Рутина лечения была совсем неутомительной, хотя, конечно, время от времени становилось немного не по себе: после слишком длинного разговора с моими пансионерами у меня начиналось что-то вроде головокружения; как будто обыкновенными фразами, невинной речью они уводили меня слишком далеко от моего привычного бреда. На мгновение я не знал, как оттуда выбраться, и не заперли ли меня незаметно и навсегда с их безумием.
Так проходили дни от сомнения к сомнению, и наступило четвертое мая. Я так себя замечательно чувствовал в тот день, что это было просто чудо. Пульс 78. Как после хорошего завтрака.
И вдруг все закружилось. Я стараюсь удержаться. Все превращается в желчь. У людей становятся странные лица. Мне начинает казаться, что они корявы, как лимоны, и еще злее, чем раньше. Я, должно быть, неосторожно забрался слишком высоко, на самую вершину здоровье и оттуда снова упал перед зеркалом, чтобы страстно следить за тем, как стареешь.
В общем, я бы предпочел сейчас же вернуться в «Тарапут». Тем более что Парапин перестал разговаривать со мной. Но со стороны «Тарапута» я себе все напортил. Тяжело, когда ваша единственная нравственная и материальная опора — ваш хозяин, особенно когда он психиатр и когда вы не очень уверены в своей голове. Нужно терпеть. Молчать. Все, что нам оставалось, — это говорить о женщинах; это была неопасная тема, благодаря которой я еще изредка мог его позабавить. В этом отношении он доверял моему опыту, моей компетенции…
Было бы неплохо, если бы Баритон чувствовал ко мне некоторое презрение. Хозяин всегда более спокоен, когда у его служащих есть какой-нибудь порок. Существо, которое вам служит, должно быть низко, плоско, призвано к неудачам. Таким можно платить мало, как и платил нам Баритон. В случаях острой скупости работодатели делаются подозрительными и беспокойными. Баритону было бы на руку, если б меня разыскивала полиция. Таким образом он был бы уверен в моей преданности.

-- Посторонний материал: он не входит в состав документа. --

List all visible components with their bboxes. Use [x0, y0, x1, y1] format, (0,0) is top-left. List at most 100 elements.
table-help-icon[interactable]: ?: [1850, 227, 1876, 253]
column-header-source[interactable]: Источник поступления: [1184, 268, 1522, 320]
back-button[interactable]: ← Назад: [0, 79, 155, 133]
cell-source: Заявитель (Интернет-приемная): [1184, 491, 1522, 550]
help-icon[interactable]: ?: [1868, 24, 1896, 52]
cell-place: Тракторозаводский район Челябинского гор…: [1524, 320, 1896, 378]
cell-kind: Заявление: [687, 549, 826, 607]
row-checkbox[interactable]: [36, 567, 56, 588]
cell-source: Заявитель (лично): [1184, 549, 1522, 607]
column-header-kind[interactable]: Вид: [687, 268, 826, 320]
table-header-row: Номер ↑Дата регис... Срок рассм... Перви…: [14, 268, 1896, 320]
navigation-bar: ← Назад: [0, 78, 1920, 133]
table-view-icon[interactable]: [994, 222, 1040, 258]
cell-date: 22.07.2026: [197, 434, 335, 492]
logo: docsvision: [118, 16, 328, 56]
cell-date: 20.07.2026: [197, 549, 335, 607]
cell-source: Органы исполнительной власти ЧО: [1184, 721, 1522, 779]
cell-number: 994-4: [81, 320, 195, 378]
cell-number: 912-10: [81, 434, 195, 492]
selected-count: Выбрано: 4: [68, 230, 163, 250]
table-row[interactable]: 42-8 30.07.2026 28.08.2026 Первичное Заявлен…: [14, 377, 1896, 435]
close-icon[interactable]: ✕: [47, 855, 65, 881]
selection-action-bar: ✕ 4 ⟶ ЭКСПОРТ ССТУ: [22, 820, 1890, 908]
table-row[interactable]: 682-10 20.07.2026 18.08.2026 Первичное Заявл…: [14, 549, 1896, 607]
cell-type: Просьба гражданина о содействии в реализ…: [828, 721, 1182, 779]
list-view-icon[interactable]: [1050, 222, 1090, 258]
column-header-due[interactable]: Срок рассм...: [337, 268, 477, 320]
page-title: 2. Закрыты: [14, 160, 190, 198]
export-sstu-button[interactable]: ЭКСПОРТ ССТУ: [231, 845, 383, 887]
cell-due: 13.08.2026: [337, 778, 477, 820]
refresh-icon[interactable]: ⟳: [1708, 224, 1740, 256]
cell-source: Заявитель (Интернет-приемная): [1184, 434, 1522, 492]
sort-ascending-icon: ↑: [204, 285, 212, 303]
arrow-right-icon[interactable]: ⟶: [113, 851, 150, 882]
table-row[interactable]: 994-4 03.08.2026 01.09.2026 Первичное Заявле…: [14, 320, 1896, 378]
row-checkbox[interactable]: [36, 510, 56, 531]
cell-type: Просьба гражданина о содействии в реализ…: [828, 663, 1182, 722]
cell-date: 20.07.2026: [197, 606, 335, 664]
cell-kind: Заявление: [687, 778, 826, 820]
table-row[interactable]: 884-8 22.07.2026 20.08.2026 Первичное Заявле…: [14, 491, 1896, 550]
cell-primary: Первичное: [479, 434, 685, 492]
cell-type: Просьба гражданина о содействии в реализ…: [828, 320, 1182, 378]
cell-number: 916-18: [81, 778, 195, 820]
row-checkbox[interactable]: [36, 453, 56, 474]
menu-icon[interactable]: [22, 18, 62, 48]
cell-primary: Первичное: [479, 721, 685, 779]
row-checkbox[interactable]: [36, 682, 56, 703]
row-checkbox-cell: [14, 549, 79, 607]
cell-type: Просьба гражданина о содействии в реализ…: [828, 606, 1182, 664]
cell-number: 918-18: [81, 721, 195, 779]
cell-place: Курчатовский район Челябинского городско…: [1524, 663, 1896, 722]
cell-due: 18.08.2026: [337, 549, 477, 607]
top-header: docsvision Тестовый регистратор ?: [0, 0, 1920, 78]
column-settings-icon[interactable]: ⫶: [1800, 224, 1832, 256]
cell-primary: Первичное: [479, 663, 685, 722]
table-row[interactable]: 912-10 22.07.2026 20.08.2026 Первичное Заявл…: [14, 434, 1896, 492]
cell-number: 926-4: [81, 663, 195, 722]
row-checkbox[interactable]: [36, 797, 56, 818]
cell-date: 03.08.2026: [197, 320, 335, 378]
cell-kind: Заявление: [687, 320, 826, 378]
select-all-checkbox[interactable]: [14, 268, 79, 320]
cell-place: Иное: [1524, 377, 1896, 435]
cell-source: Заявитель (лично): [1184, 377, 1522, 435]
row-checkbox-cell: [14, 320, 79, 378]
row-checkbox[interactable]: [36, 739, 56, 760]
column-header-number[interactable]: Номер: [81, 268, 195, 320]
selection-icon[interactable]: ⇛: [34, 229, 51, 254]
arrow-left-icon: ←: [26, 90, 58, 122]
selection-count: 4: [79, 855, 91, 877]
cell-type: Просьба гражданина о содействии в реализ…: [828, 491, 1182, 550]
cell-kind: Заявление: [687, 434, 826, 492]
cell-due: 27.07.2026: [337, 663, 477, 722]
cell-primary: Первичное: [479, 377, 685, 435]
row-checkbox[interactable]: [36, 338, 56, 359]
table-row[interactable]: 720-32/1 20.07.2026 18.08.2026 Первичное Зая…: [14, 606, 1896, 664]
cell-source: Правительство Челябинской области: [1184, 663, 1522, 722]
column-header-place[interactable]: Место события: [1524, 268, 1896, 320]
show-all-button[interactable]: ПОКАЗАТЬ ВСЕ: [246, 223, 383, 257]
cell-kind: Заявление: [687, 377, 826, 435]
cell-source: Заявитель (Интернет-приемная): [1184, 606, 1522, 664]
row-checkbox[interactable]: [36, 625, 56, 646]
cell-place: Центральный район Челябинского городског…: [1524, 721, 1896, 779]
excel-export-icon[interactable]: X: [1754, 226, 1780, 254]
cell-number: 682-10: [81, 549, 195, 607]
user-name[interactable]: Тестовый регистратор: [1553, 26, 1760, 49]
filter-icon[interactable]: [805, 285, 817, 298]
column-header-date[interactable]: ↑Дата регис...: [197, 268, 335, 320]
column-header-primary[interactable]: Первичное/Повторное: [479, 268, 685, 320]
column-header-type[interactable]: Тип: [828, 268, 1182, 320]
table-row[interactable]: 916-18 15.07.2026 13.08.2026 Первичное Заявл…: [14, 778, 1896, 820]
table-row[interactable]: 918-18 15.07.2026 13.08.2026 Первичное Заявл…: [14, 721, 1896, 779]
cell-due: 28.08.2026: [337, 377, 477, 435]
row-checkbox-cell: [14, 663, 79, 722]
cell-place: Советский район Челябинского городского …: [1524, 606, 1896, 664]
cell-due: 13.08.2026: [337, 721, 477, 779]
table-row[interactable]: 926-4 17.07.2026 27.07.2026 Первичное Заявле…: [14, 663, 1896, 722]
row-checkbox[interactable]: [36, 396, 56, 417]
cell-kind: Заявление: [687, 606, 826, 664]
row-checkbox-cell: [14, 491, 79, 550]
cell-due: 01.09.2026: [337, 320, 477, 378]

Кстати, я давно отказался от чего бы то ни было, похожего на самолюбие. Это чувство всегда мне казалось недосягаемым в моем положении; самолюбие было слишком большой роскошью для моих средств. Я принес его в жертву раз навсегда и чувствовал себя отлично.
Теперь все, что мне было нужно, — это сохранить сносное физическое равновесие. Все остальное меня действительно больше не трогало. Но мне все-таки было трудно пережить некоторые ночи, особенно когда воспоминания о том, что случилось в Тулузе, не давали мне спать по целым часам.
Я не мог заставить себя перестать воображать всякого рода драматические последствия падения старухи Анруй в яму с мумиями. Тогда страх подымался из кишок, хватал меня за сердце, и оно билось, пока я не выскакивал совсем из кровати и не начинал ходить взад и вперед по комнате.